Alert rule: CNPGClusterOffline

Overview

This alert triggers when all CNPG collectors in a namespace report cnpg_collector_up == 0, indicating that the cluster is unhealthy or the monitoring exporter has failed on all instances.

This alert relies on cnpg_collector_up being present. If all pods are killed and the metric is absent entirely, this alert will not fire. In that case, investigate manually.

Steps for Debugging

Step one

Identify the affected namespace from the alert.

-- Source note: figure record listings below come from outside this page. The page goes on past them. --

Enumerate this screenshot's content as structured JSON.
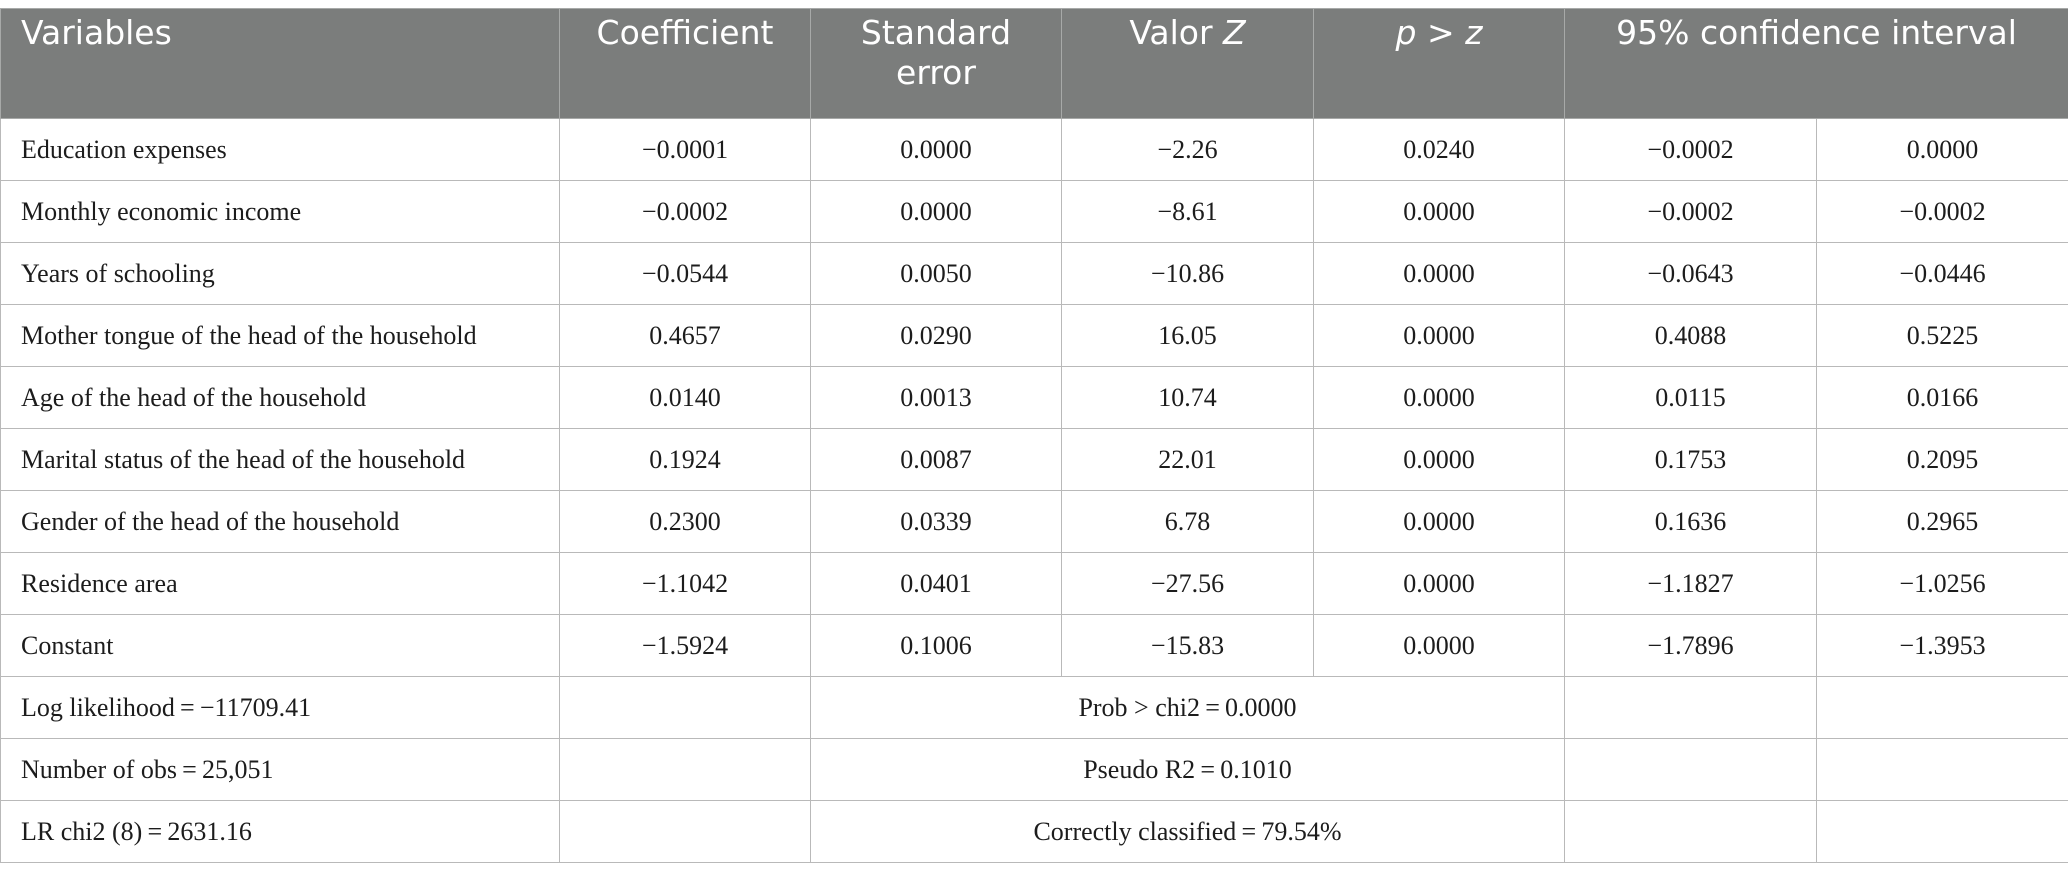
{
  "headers": {
    "variables": "Variables",
    "coefficient": "Coefficient",
    "standard_error_line1": "Standard",
    "standard_error_line2": "error",
    "z_prefix": "Valor",
    "z_italic": "Z",
    "p_italic_p": "p",
    "p_operator": " > ",
    "p_italic_z": "z",
    "ci": "95% confidence interval"
  },
  "rows": [
    {
      "variable": "Education expenses",
      "coef": "−0.0001",
      "se": "0.0000",
      "z": "−2.26",
      "p": "0.0240",
      "ci_low": "−0.0002",
      "ci_high": "0.0000"
    },
    {
      "variable": "Monthly economic income",
      "coef": "−0.0002",
      "se": "0.0000",
      "z": "−8.61",
      "p": "0.0000",
      "ci_low": "−0.0002",
      "ci_high": "−0.0002"
    },
    {
      "variable": "Years of schooling",
      "coef": "−0.0544",
      "se": "0.0050",
      "z": "−10.86",
      "p": "0.0000",
      "ci_low": "−0.0643",
      "ci_high": "−0.0446"
    },
    {
      "variable": "Mother tongue of the head of the household",
      "coef": "0.4657",
      "se": "0.0290",
      "z": "16.05",
      "p": "0.0000",
      "ci_low": "0.4088",
      "ci_high": "0.5225"
    },
    {
      "variable": "Age of the head of the household",
      "coef": "0.0140",
      "se": "0.0013",
      "z": "10.74",
      "p": "0.0000",
      "ci_low": "0.0115",
      "ci_high": "0.0166"
    },
    {
      "variable": "Marital status of the head of the household",
      "coef": "0.1924",
      "se": "0.0087",
      "z": "22.01",
      "p": "0.0000",
      "ci_low": "0.1753",
      "ci_high": "0.2095"
    },
    {
      "variable": "Gender of the head of the household",
      "coef": "0.2300",
      "se": "0.0339",
      "z": "6.78",
      "p": "0.0000",
      "ci_low": "0.1636",
      "ci_high": "0.2965"
    },
    {
      "variable": "Residence area",
      "coef": "−1.1042",
      "se": "0.0401",
      "z": "−27.56",
      "p": "0.0000",
      "ci_low": "−1.1827",
      "ci_high": "−1.0256"
    },
    {
      "variable": "Constant",
      "coef": "−1.5924",
      "se": "0.1006",
      "z": "−15.83",
      "p": "0.0000",
      "ci_low": "−1.7896",
      "ci_high": "−1.3953"
    }
  ],
  "stats": [
    {
      "left": "Log likelihood = −11709.41",
      "center": "Prob > chi2 = 0.0000"
    },
    {
      "left": "Number of obs = 25,051",
      "center": "Pseudo R2 = 0.1010"
    },
    {
      "left": "LR chi2 (8) = 2631.16",
      "center": "Correctly classified = 79.54%"
    }
  ]
}
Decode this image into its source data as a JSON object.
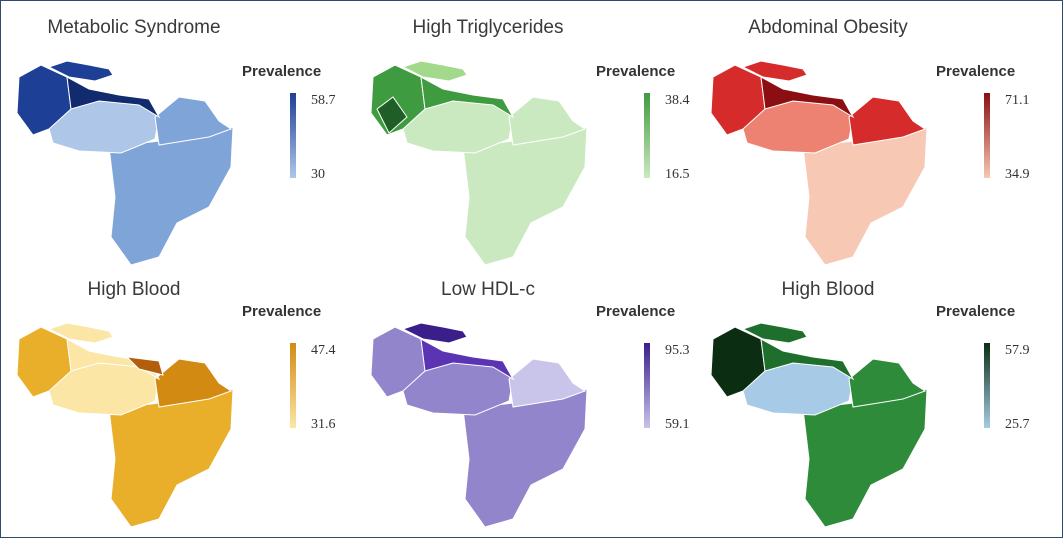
{
  "figure": {
    "panels": [
      {
        "id": "metabolic",
        "title": "Metabolic Syndrome",
        "legend_title": "Prevalence",
        "max": "58.7",
        "min": "30",
        "colors": {
          "light": "#aec7e8",
          "mid": "#7fa4d8",
          "dark": "#1d3f96",
          "darker": "#122a6e"
        }
      },
      {
        "id": "triglycerides",
        "title": "High Triglycerides",
        "legend_title": "Prevalence",
        "max": "38.4",
        "min": "16.5",
        "colors": {
          "light": "#cbe9c0",
          "mid": "#a3d98b",
          "dark": "#3f9b3f",
          "darker": "#1f5f27"
        }
      },
      {
        "id": "obesity",
        "title": "Abdominal Obesity",
        "legend_title": "Prevalence",
        "max": "71.1",
        "min": "34.9",
        "colors": {
          "light": "#f7c8b3",
          "mid": "#ee8272",
          "dark": "#d62b2b",
          "darker": "#8b0f12"
        }
      },
      {
        "id": "high_blood_1",
        "title": "High Blood",
        "legend_title": "Prevalence",
        "max": "47.4",
        "min": "31.6",
        "colors": {
          "light": "#fbe6a6",
          "mid": "#e9ae2a",
          "dark": "#d38a12",
          "darker": "#b35e0c"
        }
      },
      {
        "id": "low_hdl",
        "title": "Low HDL-c",
        "legend_title": "Prevalence",
        "max": "95.3",
        "min": "59.1",
        "colors": {
          "light": "#c9c4ea",
          "mid": "#9385cc",
          "dark": "#5a34b3",
          "darker": "#3a1f8a"
        }
      },
      {
        "id": "high_blood_2",
        "title": "High Blood",
        "legend_title": "Prevalence",
        "max": "57.9",
        "min": "25.7",
        "colors": {
          "light": "#a7cbe6",
          "mid": "#2e8b3a",
          "dark": "#1f6f2c",
          "darker": "#0b2e13"
        }
      }
    ]
  }
}
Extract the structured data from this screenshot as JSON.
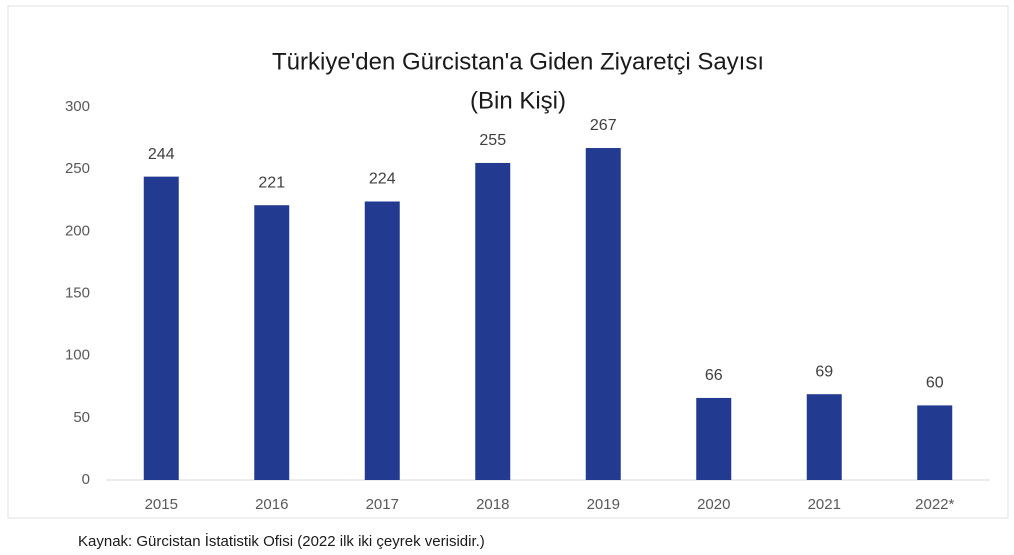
{
  "chart_data": {
    "type": "bar",
    "title": "Türkiye'den Gürcistan'a Giden Ziyaretçi Sayısı",
    "subtitle": "(Bin Kişi)",
    "categories": [
      "2015",
      "2016",
      "2017",
      "2018",
      "2019",
      "2020",
      "2021",
      "2022*"
    ],
    "values": [
      244,
      221,
      224,
      255,
      267,
      66,
      69,
      60
    ],
    "color": "#233a91",
    "ylim": [
      0,
      300
    ],
    "yticks": [
      0,
      50,
      100,
      150,
      200,
      250,
      300
    ],
    "grid": false,
    "source": "Kaynak: Gürcistan İstatistik Ofisi (2022 ilk iki çeyrek verisidir.)"
  }
}
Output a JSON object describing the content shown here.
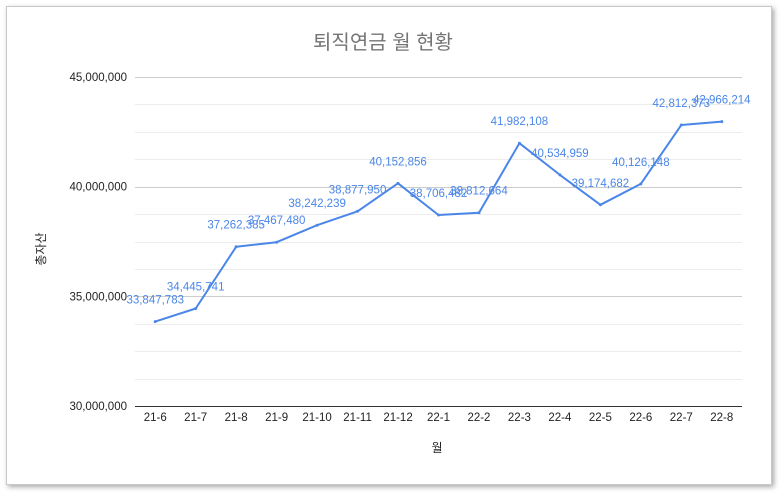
{
  "chart_data": {
    "type": "line",
    "title": "퇴직연금 월 현황",
    "xlabel": "월",
    "ylabel": "총자산",
    "categories": [
      "21-6",
      "21-7",
      "21-8",
      "21-9",
      "21-10",
      "21-11",
      "21-12",
      "22-1",
      "22-2",
      "22-3",
      "22-4",
      "22-5",
      "22-6",
      "22-7",
      "22-8"
    ],
    "series": [
      {
        "values": [
          33847783,
          34445741,
          37262385,
          37467480,
          38242239,
          38877950,
          40152856,
          38706482,
          38812664,
          41982108,
          40534959,
          39174682,
          40126148,
          42812373,
          42966214
        ],
        "data_labels": [
          "33,847,783",
          "34,445,741",
          "37,262,385",
          "37,467,480",
          "38,242,239",
          "38,877,950",
          "40,152,856",
          "38,706,482",
          "38,812,664",
          "41,982,108",
          "40,534,959",
          "39,174,682",
          "40,126,148",
          "42,812,373",
          "42,966,214"
        ]
      }
    ],
    "ylim": [
      30000000,
      45000000
    ],
    "y_ticks": [
      "30,000,000",
      "35,000,000",
      "40,000,000",
      "45,000,000"
    ],
    "grid": true,
    "line_color": "#4a86e8"
  }
}
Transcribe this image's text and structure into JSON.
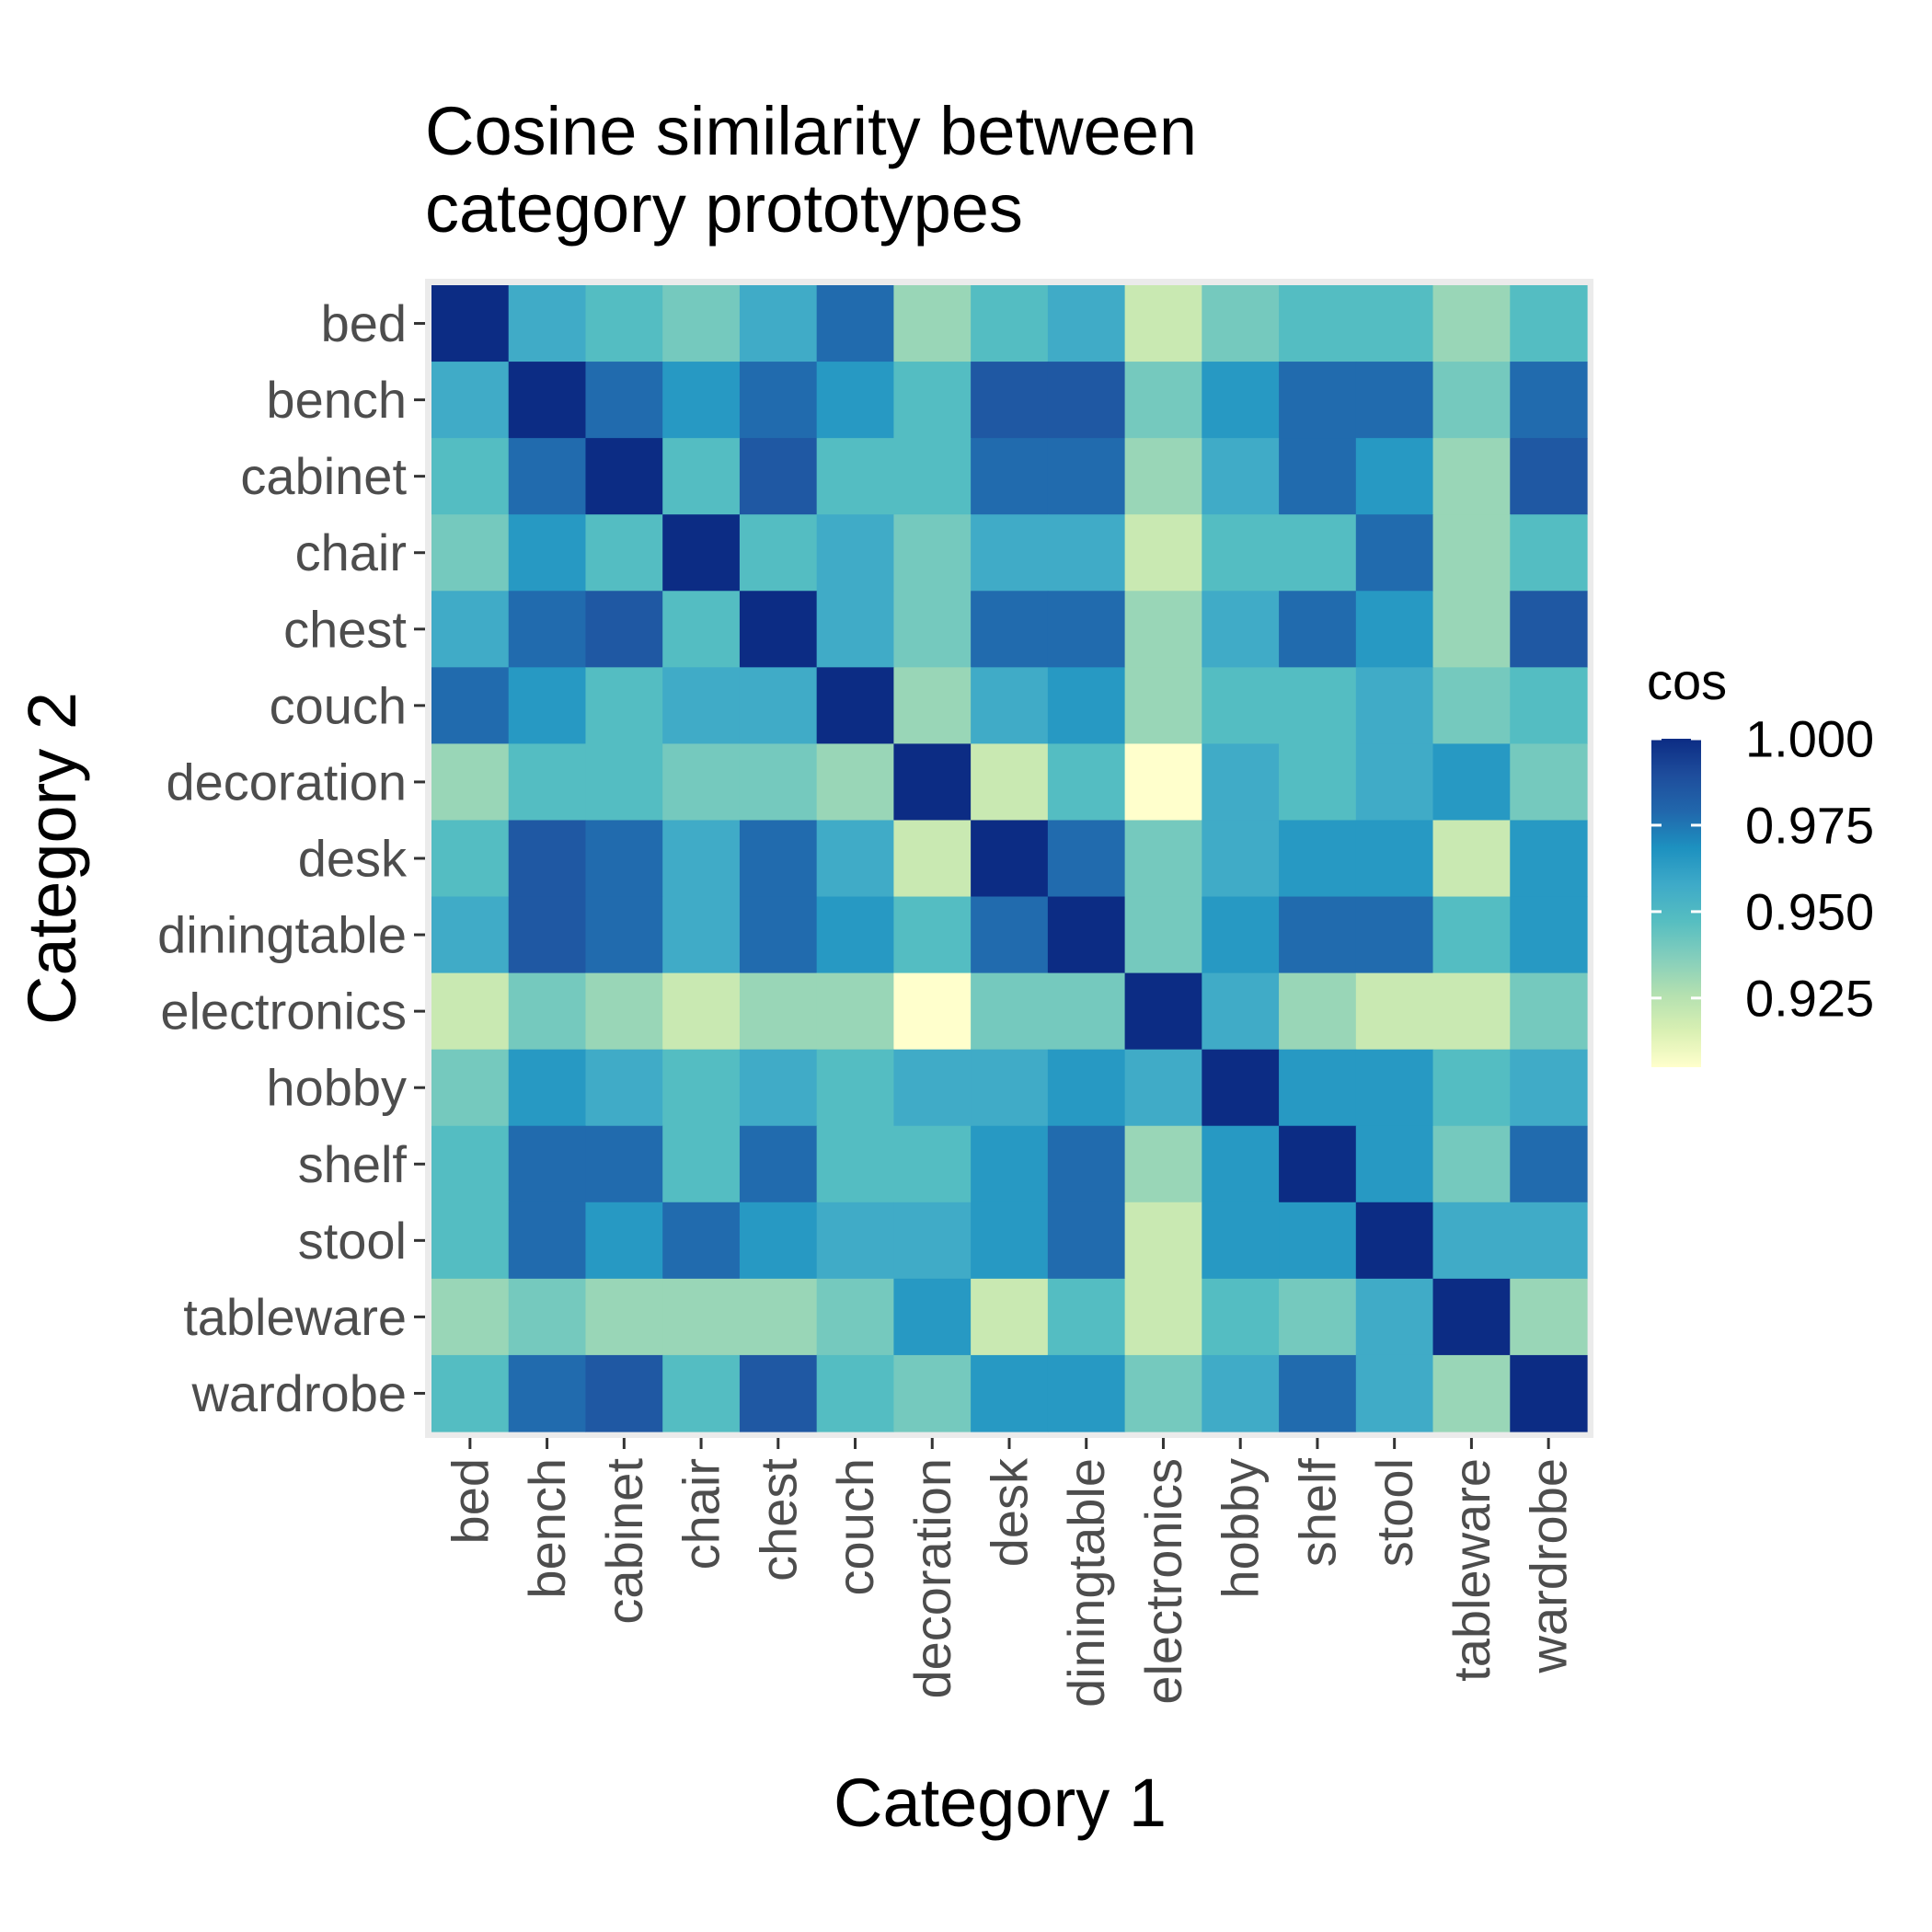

Set it as a variable.

INSTANCE_NAMESPACE='<instance-namespace>'
Step two

Check if any PostgreSQL pods are running.

kubectl get pods -n $INSTANCE_NAMESPACE
Step three

Check the CNPG cluster resource for status conditions.

kubectl describe cluster postgresql -n $INSTANCE_NAMESPACE
Step four

If pods exist but the collector is not healthy, check the pod logs for errors.

kubectl logs -n $INSTANCE_NAMESPACE -l cnpg.io/cluster=postgresql --prefix | grep -i "collector\|error\|fatal"
Step five

If no pods are running, check recent events and node pressure.

kubectl get events -n $INSTANCE_NAMESPACE --sort-by='.lastTimestamp'
kubectl describe nodes | grep -A5 "Conditions:"
Step six

If the cluster is hibernated, check for the hibernation annotation.

kubectl get cluster postgresql -n $INSTANCE_NAMESPACE -o jsonpath='{.metadata.annotations}'